APAC Weekly Review

APAC Weekly Review

Japan

Market Performance and Monetary Policy Speculation

Throughout the week, Japan's stock markets experienced a downturn, marked by declines of 2.5% in the Nikkei 225 Index and 2.1% in the broader TOPIX Index. Notably, speculation regarding the potential cessation of Japan's negative interest rate policy by the Bank of Japan (BoJ) gained momentum following reports of substantial wage increases among Japan's labour unions, the highest seen since the early 1990s. The BoJ's monetary policy adjustments remain contingent upon meeting its 2% inflation target, anticipated to be supported by wage growth, prompting economists to forecast a possible interest rate hike in either March or April.

Currency and Bond Market Movements

Furthermore, the BoJ's prolonged accommodative policy has led to a depreciation of the yen, thereby benefiting many of the country's major exporters reliant on foreign revenues. Consequently, the yen weakened further against the USD, reaching towards the upper end of the JPY 148 range from around JPY 147 the previous week. Concurrently, the yield on the 10-year Japanese government bond rose to 0.79%, marking its highest level in approximately three months, reflecting market anticipation of potential adjustments in BoJ's monetary policy.

Economic Recovery and Revised GDP Figures

Moreover, revised data revealed that Japan narrowly avoided recession in the last quarter. BoJ Governor Kazuo Ueda maintained a cautiously optimistic stance on the country's economic recovery, acknowledging weaknesses in certain economic indicators. However, recent GDP figures showed a 0.1% expansion in the fourth quarter of 2023, contradicting earlier estimates of a 0.1% contraction. On an annualised basis, this translated to a 0.4% growth compared to the previously reported 0.4% decline.

China

Market Uptick and Government Interventions

In contrast, Chinese stock markets saw an uptick amidst recent government interventions aimed at stabilizing the market, thereby bolstering investor confidence despite lingering concerns over the economic outlook. Notably, the Shanghai Composite Index rose by 0.28%, while the blue-chip CSI 300 gained 0.71%, with the Hang Seng Index in Hong Kong surging by 2.25%, according to FactSet.
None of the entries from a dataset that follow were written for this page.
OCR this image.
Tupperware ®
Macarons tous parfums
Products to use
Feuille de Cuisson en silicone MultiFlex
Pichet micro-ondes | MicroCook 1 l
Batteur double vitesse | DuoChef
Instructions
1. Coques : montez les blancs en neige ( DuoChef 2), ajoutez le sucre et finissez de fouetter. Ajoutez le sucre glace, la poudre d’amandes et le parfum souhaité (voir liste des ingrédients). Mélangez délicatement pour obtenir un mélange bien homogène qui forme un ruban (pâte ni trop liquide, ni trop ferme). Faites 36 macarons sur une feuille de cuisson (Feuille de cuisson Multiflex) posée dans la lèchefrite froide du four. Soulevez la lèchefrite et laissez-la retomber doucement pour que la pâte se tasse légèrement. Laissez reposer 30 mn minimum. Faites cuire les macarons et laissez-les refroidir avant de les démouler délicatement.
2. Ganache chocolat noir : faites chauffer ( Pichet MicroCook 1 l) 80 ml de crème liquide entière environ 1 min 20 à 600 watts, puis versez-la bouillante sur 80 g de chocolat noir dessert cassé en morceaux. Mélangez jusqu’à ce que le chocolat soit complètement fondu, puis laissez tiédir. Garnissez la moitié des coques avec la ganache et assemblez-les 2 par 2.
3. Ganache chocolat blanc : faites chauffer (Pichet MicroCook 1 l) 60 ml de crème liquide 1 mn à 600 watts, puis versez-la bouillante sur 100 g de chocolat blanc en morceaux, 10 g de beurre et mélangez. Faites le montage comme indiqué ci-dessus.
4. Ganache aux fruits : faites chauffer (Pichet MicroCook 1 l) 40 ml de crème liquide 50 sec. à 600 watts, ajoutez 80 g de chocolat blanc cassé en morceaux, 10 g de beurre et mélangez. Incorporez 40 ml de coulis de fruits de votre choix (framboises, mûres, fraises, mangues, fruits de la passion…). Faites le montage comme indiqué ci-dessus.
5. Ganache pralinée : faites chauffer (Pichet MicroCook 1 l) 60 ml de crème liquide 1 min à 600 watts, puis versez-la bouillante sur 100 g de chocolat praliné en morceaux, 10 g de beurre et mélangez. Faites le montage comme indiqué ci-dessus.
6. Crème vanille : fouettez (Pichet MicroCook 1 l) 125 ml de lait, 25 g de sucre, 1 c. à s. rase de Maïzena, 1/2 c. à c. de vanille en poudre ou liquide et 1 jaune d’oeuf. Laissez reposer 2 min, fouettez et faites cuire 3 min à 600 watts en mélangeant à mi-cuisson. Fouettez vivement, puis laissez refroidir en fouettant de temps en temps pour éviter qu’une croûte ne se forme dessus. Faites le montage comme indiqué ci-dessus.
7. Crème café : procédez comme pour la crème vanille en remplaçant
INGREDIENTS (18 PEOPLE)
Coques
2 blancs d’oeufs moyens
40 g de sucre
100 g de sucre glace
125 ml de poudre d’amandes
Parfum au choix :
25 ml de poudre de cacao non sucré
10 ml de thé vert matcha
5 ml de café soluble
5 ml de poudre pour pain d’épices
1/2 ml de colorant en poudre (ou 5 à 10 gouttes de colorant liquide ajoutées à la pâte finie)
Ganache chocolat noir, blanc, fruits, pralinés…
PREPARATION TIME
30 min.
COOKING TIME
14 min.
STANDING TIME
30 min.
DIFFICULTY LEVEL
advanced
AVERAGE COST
Inflation and Monetary Policy Actions

In February, China's consumer price index registered a higher-than-expected increase of 0.7% compared to the previous year, reversing January's 0.8% decline. This positive reading, attributed to rising food and services prices during the Lunar New Year holiday, marked the first uptick since August 2023. However, the producer price index recorded a larger-than-anticipated decline of 2.7% year-on-year, extending the 17th consecutive monthly drop, primarily due to weak domestic demand.

Government Spending Initiatives and Property Market Challenges

Additionally, the People's Bank of China maintained its medium-term lending facility rate at 2.5% and injected RMB 387 billion into the banking system, aligning with market expectations. However, with RMB 481 billion in loans set to mature this month, the operation resulted in a net withdrawal of RMB 94 billion from the banking system, the first such extraction since November 2022.
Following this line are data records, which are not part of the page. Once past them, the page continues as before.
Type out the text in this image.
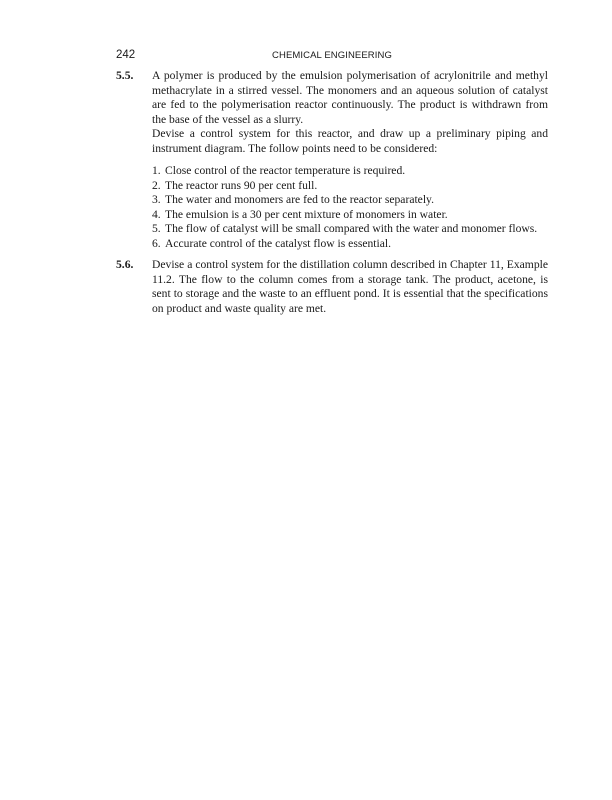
242	CHEMICAL ENGINEERING
5.5. A polymer is produced by the emulsion polymerisation of acrylonitrile and methyl methacrylate in a stirred vessel. The monomers and an aqueous solution of catalyst are fed to the polymerisation reactor continuously. The product is withdrawn from the base of the vessel as a slurry.

Devise a control system for this reactor, and draw up a preliminary piping and instrument diagram. The follow points need to be considered:

1. Close control of the reactor temperature is required.
2. The reactor runs 90 per cent full.
3. The water and monomers are fed to the reactor separately.
4. The emulsion is a 30 per cent mixture of monomers in water.
5. The flow of catalyst will be small compared with the water and monomer flows.
6. Accurate control of the catalyst flow is essential.
5.6. Devise a control system for the distillation column described in Chapter 11, Example 11.2. The flow to the column comes from a storage tank. The product, acetone, is sent to storage and the waste to an effluent pond. It is essential that the specifications on product and waste quality are met.
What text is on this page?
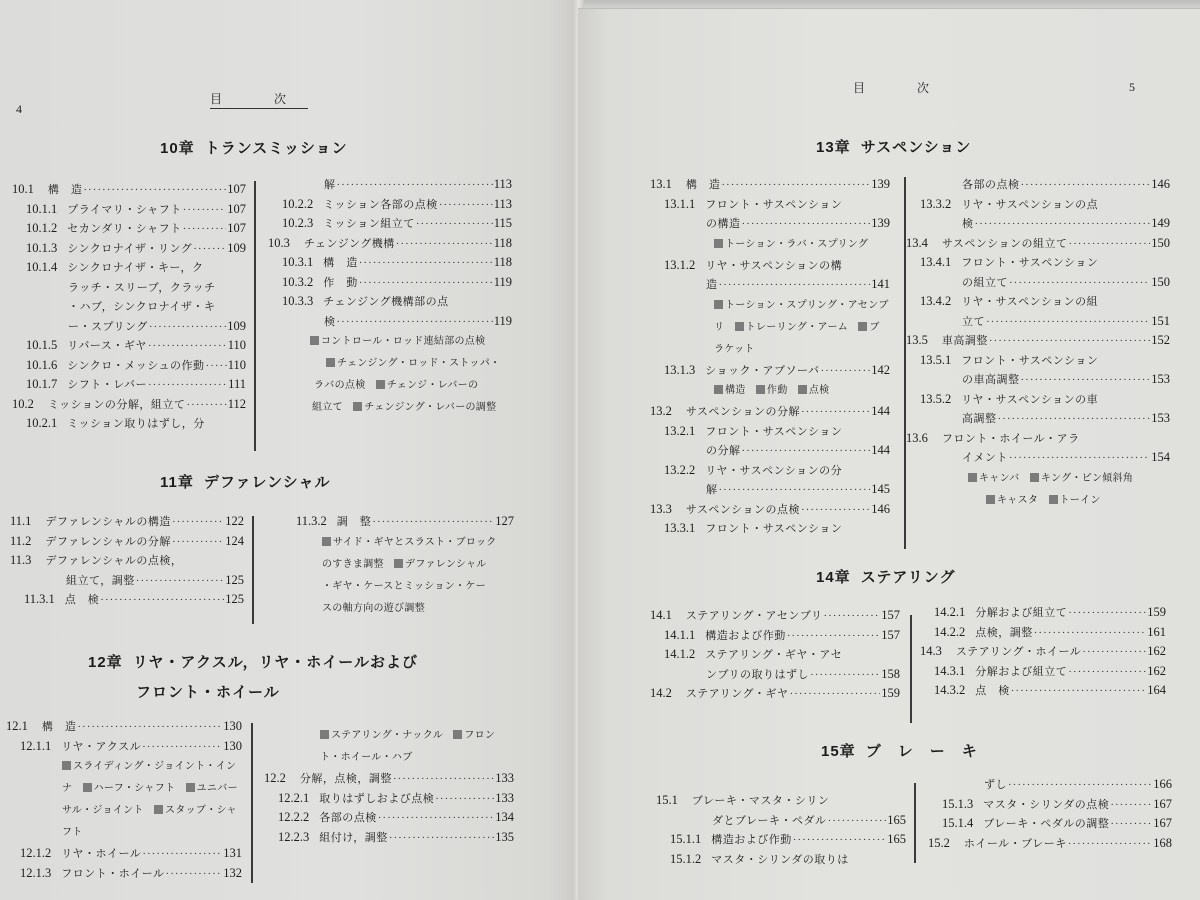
4
目	次
10章 トランスミッション
10.1 構　造 ·····	107
10.1.1 プライマリ・シャフト ·····	107
10.1.2 セカンダリ・シャフト ·····	107
10.1.3 シンクロナイザ・リング ·····	109
10.1.4 シンクロナイザ・キー，ク
ラッチ・スリーブ，クラッチ
・ハブ，シンクロナイザ・キ
ー・スプリング ·····	109
10.1.5 リバース・ギヤ ·····	110
10.1.6 シンクロ・メッシュの作動 ····· 110
10.1.7 シフト・レバー ·····	111
10.2 ミッションの分解，組立て ·····	112
10.2.1 ミッション取りはずし，分
解 ·····	113
10.2.2 ミッション各部の点検 ·····	113
10.2.3 ミッション組立て ·····	115
10.3 チェンジング機構 ·····	118
10.3.1 構　造 ·····	118
10.3.2 作　動 ·····	119
10.3.3 チェンジング機構部の点
検 ·····	119
コントロール・ロッド連結部の点検
チェンジング・ロッド・ストッパ・
ラバの点検　チェンジ・レバーの
組立て　チェンジング・レバーの調整
11章 デファレンシャル
11.1 デファレンシャルの構造 ·····	122
11.2 デファレンシャルの分解 ·····	124
11.3 デファレンシャルの点検，
組立て，調整 ·····	125
11.3.1 点　検 ·····	125
11.3.2 調　整 ·····	127
サイド・ギヤとスラスト・ブロック
のすきま調整　デファレンシャル
・ギヤ・ケースとミッション・ケー
スの軸方向の遊び調整
12章 リヤ・アクスル，リヤ・ホイールおよび
フロント・ホイール
12.1 構　造 ·····	130
12.1.1 リヤ・アクスル ·····	130
スライディング・ジョイント・イン
ナ　ハーフ・シャフト　ユニバー
サル・ジョイント　スタッブ・シャ
フト
12.1.2 リヤ・ホイール ·····	131
12.1.3 フロント・ホイール ·····	132
ステアリング・ナックル　フロン
ト・ホイール・ハブ
12.2 分解，点検，調整 ·····	133
12.2.1 取りはずしおよび点検 ·····	133
12.2.2 各部の点検 ·····	134
12.2.3 組付け，調整 ·····	135
目	次	5
13章 サスペンション
13.1 構　造 ·····	139
13.1.1 フロント・サスペンション
の構造 ·····	139
トーション・ラバ・スプリング
13.1.2 リヤ・サスペンションの構
造 ·····	141
トーション・スプリング・アセンブ
リ　トレーリング・アーム　ブ
ラケット
13.1.3 ショック・アブソーバ ·····	142
構造　作動　点検
13.2 サスペンションの分解 ·····	144
13.2.1 フロント・サスペンション
の分解 ·····	144
13.2.2 リヤ・サスペンションの分
解 ·····	145
13.3 サスペンションの点検 ·····	146
13.3.1 フロント・サスペンション
各部の点検 ·····	146
13.3.2 リヤ・サスペンションの点
検 ·····	149
13.4 サスペンションの組立て ·····	150
13.4.1 フロント・サスペンション
の組立て ·····	150
13.4.2 リヤ・サスペンションの組
立て ·····	151
13.5 車高調整 ·····	152
13.5.1 フロント・サスペンション
の車高調整 ·····	153
13.5.2 リヤ・サスペンションの車
高調整 ·····	153
13.6 フロント・ホイール・アラ
イメント ·····	154
キャンバ　キング・ピン傾斜角
キャスタ　トーイン
14章 ステアリング
14.1 ステアリング・アセンブリ ·····	157
14.1.1 構造および作動 ·····	157
14.1.2 ステアリング・ギヤ・アセ
ンブリの取りはずし ·····	158
14.2 ステアリング・ギヤ ·····	159
14.2.1 分解および組立て ·····	159
14.2.2 点検，調整 ·····	161
14.3 ステアリング・ホイール ·····	162
14.3.1 分解および組立て ·····	162
14.3.2 点　検 ·····	164
15章 ブ　レ　ー　キ
15.1 ブレーキ・マスタ・シリン
ダとブレーキ・ペダル ·····	165
15.1.1 構造および作動 ·····	165
15.1.2 マスタ・シリンダの取りは
ずし ·····	166
15.1.3 マスタ・シリンダの点検 ·····	167
15.1.4 ブレーキ・ペダルの調整 ·····	167
15.2 ホイール・ブレーキ ·····	168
Furthermore, the State Council unveiled plans to increase spending by at least 25% from last year until 2027, aimed at stimulating consumer and business activities across various sectors including industry, agriculture, transport, education, and healthcare. This initiative is pivotal for China to achieve its 2023 economic growth target of 5%, declared during the National People's Congress earlier in March.

Despite these measures, China's property market continued to decline, with new home prices falling by 0.3% in February for the eighth consecutive month. Moody's recent downgrade of China Vanke, one of the country's largest developers, further exacerbated concerns within the property sector, indicating ongoing challenges despite government efforts to boost demand.